Ekrana esir etmeyin!

Büyükten küçüğe herkesin elinde olan tabletler gereğinden fazla kullanıldığında çocukların zihinsel gelişimini olumsuz yönde etkiliyor.
Ekrana esir etmeyin!

Anne ve babalara, ‘çocuklara yemek yedirmenin en kolay yolu nedir?’ diye sorsak büyük ihtimalle hepsinin cevabı: ‘video izlerken yemek yedirmek’ olur. Bu belki o an işleri kolaylaştırıyor ama uzamanlar bu durumun ileride ciddi sorunlara yol açabileceğini söylüyor. Anneler, bebeklerine yemek yedirebilmek için her yolu deniyor. Onların başında da tablet ya da cep telefonunda görüntü izletmek geliyor. Uzmanlar her defasında bunun yanlış olduğunu hatırlatıyor ama sonuç genelde değişmiyor.  Yemek yemenin sadece mideyi doyurmak anlamına gelmediğini söyleyen Medicana Hastanesi Çocuk Sağlığı ve Hastalıkları Uzmanı Dr. Nesibe Koç Aydoğdu, ”Günümüzde çocuklar televizyon karşısında ya da ellerinde telefonlarla, tabletlerle yemek yiyorlar. Bu şekilde yemek yiyen çocuklar ne doyduğunu anlıyor, ne de yediğini” dedi. Annelerin çocuklarına yemek yedirirken tek amaçlarının çocuklarını doyurmak olmaması gerektiğine dikkat çeken Uzman Dr.

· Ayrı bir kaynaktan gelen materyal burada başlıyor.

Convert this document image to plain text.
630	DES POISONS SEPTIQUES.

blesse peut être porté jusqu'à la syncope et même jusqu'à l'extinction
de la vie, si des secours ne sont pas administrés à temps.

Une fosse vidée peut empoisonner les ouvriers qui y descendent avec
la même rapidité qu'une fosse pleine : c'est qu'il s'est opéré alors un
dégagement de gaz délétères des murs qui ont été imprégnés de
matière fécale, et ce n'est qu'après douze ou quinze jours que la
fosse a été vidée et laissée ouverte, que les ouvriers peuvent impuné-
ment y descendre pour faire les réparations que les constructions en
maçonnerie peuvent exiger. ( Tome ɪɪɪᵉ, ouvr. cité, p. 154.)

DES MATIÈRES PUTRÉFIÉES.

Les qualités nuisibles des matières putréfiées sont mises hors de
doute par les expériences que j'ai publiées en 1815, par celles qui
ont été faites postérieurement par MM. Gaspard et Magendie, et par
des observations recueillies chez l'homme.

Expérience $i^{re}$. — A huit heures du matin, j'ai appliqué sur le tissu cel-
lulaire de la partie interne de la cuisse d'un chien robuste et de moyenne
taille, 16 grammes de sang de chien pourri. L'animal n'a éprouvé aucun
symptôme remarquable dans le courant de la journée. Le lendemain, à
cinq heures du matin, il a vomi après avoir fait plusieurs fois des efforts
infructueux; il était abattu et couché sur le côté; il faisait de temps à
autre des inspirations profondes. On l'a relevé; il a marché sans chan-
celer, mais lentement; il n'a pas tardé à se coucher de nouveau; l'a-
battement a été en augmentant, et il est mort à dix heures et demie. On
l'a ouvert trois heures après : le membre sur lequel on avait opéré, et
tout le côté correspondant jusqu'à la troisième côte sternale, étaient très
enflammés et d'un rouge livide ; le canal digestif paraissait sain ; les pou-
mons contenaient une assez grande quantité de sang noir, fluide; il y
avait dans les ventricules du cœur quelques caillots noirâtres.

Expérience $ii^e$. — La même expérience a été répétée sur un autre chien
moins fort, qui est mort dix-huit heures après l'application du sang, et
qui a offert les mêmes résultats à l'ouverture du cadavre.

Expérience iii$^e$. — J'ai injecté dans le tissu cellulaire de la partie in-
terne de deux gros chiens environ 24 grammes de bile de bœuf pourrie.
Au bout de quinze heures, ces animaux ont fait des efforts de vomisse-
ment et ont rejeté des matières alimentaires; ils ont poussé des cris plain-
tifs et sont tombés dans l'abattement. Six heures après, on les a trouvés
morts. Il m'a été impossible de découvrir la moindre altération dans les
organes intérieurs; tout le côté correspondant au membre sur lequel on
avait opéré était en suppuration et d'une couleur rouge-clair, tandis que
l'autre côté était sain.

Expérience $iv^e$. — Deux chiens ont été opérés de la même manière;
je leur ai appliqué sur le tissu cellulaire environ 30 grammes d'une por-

Nesibe Aydoğdu, “Tabletle ya da telefonla video izleterek yemek yedirmek çocuğun aynı zamanda fiziksel gelişimi, motor becerilerinin gelişimi, duygusal gelişimi gibi birçok alanı da etkiliyor. Bu şekilde yedirdiğimiz zaman çocuk açlığını hissetmiyor. O açlık hissini nasıl giderdiğini fark etmiyor” ifadelerini kullandı.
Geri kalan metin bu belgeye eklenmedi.